A dam of alluvial fans between Oxford Mountain to the west
and the Portneuf Range to the east
suddenly eroded releasing Lake Bonneville from the Great Basin
into the Snake River system.
The Peak flow was about one million cubic meters per second at the pass,
or about 500 times the maximum discharge on the Snake River at Idaho Falls, Idaho.
Ancient “bathtub ring” shorelines up to 1,000 feet above the valley
floor are readily visible in the Salt Lake Valley.
Evidence of the flood is visible thoughout southern Idaho with
areas of scoured bare bedrock (“scabland”)
and deposits of boulders (“melon gravel”) marking the flood path.
After about 11,000 years, Lake Bonneville receded to become the Great Salt Lake.
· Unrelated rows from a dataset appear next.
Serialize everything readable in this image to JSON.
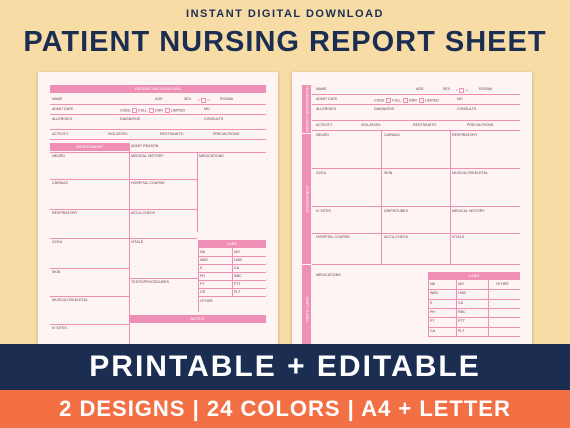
{
  "header": {
    "subtitle": "INSTANT DIGITAL DOWNLOAD",
    "title": "PATIENT NURSING REPORT SHEET"
  },
  "sheet1": {
    "bar_background": "PATIENT BACKGROUND",
    "name": "NAME",
    "age": "AGE",
    "sex": "SEX",
    "sex_f": "F",
    "sex_m": "M",
    "room": "ROOM#",
    "admit_date": "ADMIT DATE",
    "code": "CODE",
    "full": "FULL",
    "dnr": "DNR",
    "limited": "LIMITED",
    "md": "MD",
    "allergies": "ALLERGIES",
    "diagnosis": "DIAGNOSIS",
    "consults": "CONSULTS",
    "activity": "ACTIVITY:",
    "isolation": "ISOLATION:",
    "restraints": "RESTRAINTS:",
    "precautions": "PRECAUTIONS:",
    "bar_assessment": "ASSESSMENT",
    "admit_reason": "ADMIT REASON",
    "neuro": "NEURO",
    "medical_history": "MEDICAL HISTORY",
    "medications": "MEDICATIONS",
    "cardiac": "CARDIAC",
    "hospital_course": "HOSPITAL COURSE",
    "respiratory": "RESPIRATORY",
    "accu_check": "ACCU-CHECK",
    "gu_gi": "GI/GU",
    "vitals": "VITALS",
    "bar_labs": "LABS",
    "labs": [
      [
        "NA",
        "MG"
      ],
      [
        "WBC",
        "HGB"
      ],
      [
        "K",
        "CA"
      ],
      [
        "PH",
        "RBC"
      ],
      [
        "PT",
        "PTT"
      ],
      [
        "CR",
        "PLT"
      ]
    ],
    "other": "OTHER",
    "skin": "SKIN",
    "tests": "TESTS/PROCEDURES",
    "musculoskeletal": "MUSCULOSKELETAL",
    "bar_notes": "NOTES",
    "iv_sites": "IV SITES"
  },
  "sheet2": {
    "side_background": "PATIENT BACKGROUND",
    "side_assessment": "ASSESSMENT",
    "side_meds_labs": "MEDS / LABS",
    "name": "NAME",
    "age": "AGE",
    "sex": "SEX",
    "sex_f": "F",
    "sex_m": "M",
    "room": "ROOM#",
    "admit_date": "ADMIT DATE",
    "code": "CODE",
    "full": "FULL",
    "dnr": "DNR",
    "limited": "LIMITED",
    "md": "MD",
    "allergies": "ALLERGIES",
    "diagnosis": "DIAGNOSIS",
    "consults": "CONSULTS",
    "activity": "ACTIVITY:",
    "isolation": "ISOLATION:",
    "restraints": "RESTRAINTS:",
    "precautions": "PRECAUTIONS:",
    "neuro": "NEURO",
    "cardiac": "CARDIAC",
    "respiratory": "RESPIRATORY",
    "gi_gu": "GI/GU",
    "skin": "SKIN",
    "musculoskeletal": "MUSCULOSKELETAL",
    "iv_sites": "IV SITES",
    "drips_tubes": "DRIPS/TUBES",
    "medical_history": "MEDICAL HISTORY",
    "hospital_course": "HOSPITAL COURSE",
    "accu_check": "ACCU-CHECK",
    "vitals": "VITALS",
    "medications": "MEDICATIONS",
    "bar_labs": "LABS",
    "labs": [
      [
        "NA",
        "MG"
      ],
      [
        "WBC",
        "HGB"
      ],
      [
        "K",
        "CA"
      ],
      [
        "PH",
        "RBC"
      ],
      [
        "PT",
        "PTT"
      ],
      [
        "CA",
        "PLT"
      ]
    ],
    "other": "OTHER"
  },
  "banner": {
    "line1": "PRINTABLE + EDITABLE",
    "line2": "2 DESIGNS | 24 COLORS | A4 + LETTER"
  },
  "colors": {
    "background": "#f7dca6",
    "navy": "#1c2d52",
    "pink": "#ef8fb6",
    "orange": "#f36f44"
  }
}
Highly saline and only 40 feet deep, it is but a shadow of
giant fresh-water Lake Bonneville.
Red Rock Pass is the geographic northern extremity of the Bonneville drainage
basin, and was also designated by the early Latter-day Saint leaders as
the northern edge of the proposed State of Deseret.
North of here, water flows to the Snake, Salmon, and Columbia rivers,
on the way to the Pacific Ocean, but south of here it flows into the Great Basin and the Great Salt Lake.
South of the monument in Red Rock Pass, the house-sized limestone blocks
were jostled during the breakout of the Bonneville flood.
The uneven topography northwest of the monument is a landslide which flowed
into Red Rock Pass after it was deepened about 400 feet during the flood.
Ancient cave formations are found in the flat-lying limestone of
Red Rock Butte immediately north of the monument.